Column

March 2016

Tidbits on the English Language - No. 3: A More Vigorous English

American English

In the last issue, we touched upon how American radio and television broadcasts boosted the influence of the English language around the world. Broadcasts allow the expansion of the Received Pronunciation (the accent everybody used to find so superb), and America observed in a similar manner the spreading of a unique accent sometimes called Network Standard, the typical speech of newscasters. Cherry-picked from the best elements of each regional pronunciation - in Southern Texas, and Brooklyn among others -, it was devised to present a clear, intellectual and neutral English accent.

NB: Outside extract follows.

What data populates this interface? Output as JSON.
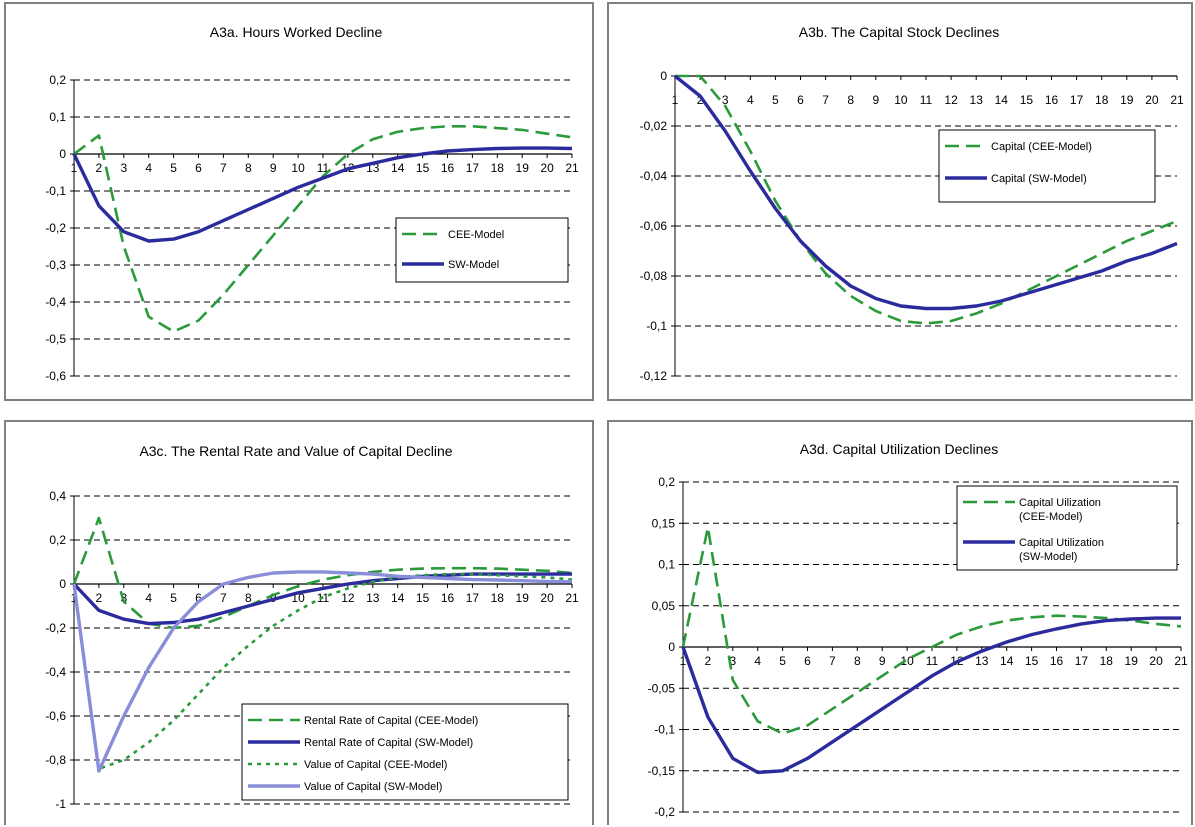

Like in Great Britain, America too has its regional dialects (Texas, Florida, Brooklyn, Chicago, Wyoming, etc.). Only, as opposed to British English, these dialects have virtually no class connotations. Every American President spoke differently according to their place of birth: this applies to everyone - from Lincoln to Roosevelt, Kennedy and Carter - except Reagan who as an experienced actor and anchorman, is famous for using the Network Standard.

Before becoming president, he had been Governor of California, one of the three biggest states in the USA, boasting its largest population (37 million inhabitants in 2010) and a local economy rivaling that of single countries such as Italy. It is a cosmopolitan state that welcomes, in addition to Caucasians and African Americans, people from all ethnicities including Hispanic, Chinese and Vietnamese. This culture and lifestyle was the object of fascination from the 1960s onwards. The Golden State is the home to the main cutting-edge industries (nuclear power generation, petroleum, movies, space research, IT and top-class media), and its influence can be felt well beyond the American borders.

Silicon Valley

News and information largely originating from Los Angeles have an extensive reach, and California, the state where the future happens first, influences the world as its form of English the strongest influence and immeasurable power.

Silicon Valley's IT industry has also given birth to many new expressions over the last half century. These words could be a textbook example of how fast neologisms can catch on and spread within the English-speaking world. The Silicon Valley is located at one hour's drive from San Francisco and counts thousands of IT companies: from famous multinationals like Apple, Google and HP, to small businesses established by big firms ex-employees or prodigies having graduated from the nearby Stanford University.

This region is also a jargon factory for the English language. For example, although they are familiar to most nowadays, all the following high-tech slang initially came from the Silicon Valley.

interface
software
input
on-line
data-processing
high-tech
computer hacker
access
modem

Knowing these kinds of words is to be "computer-literate," and the younger generations who were born in an age when Internet and IT technologies were a given are referred to as "digital natives."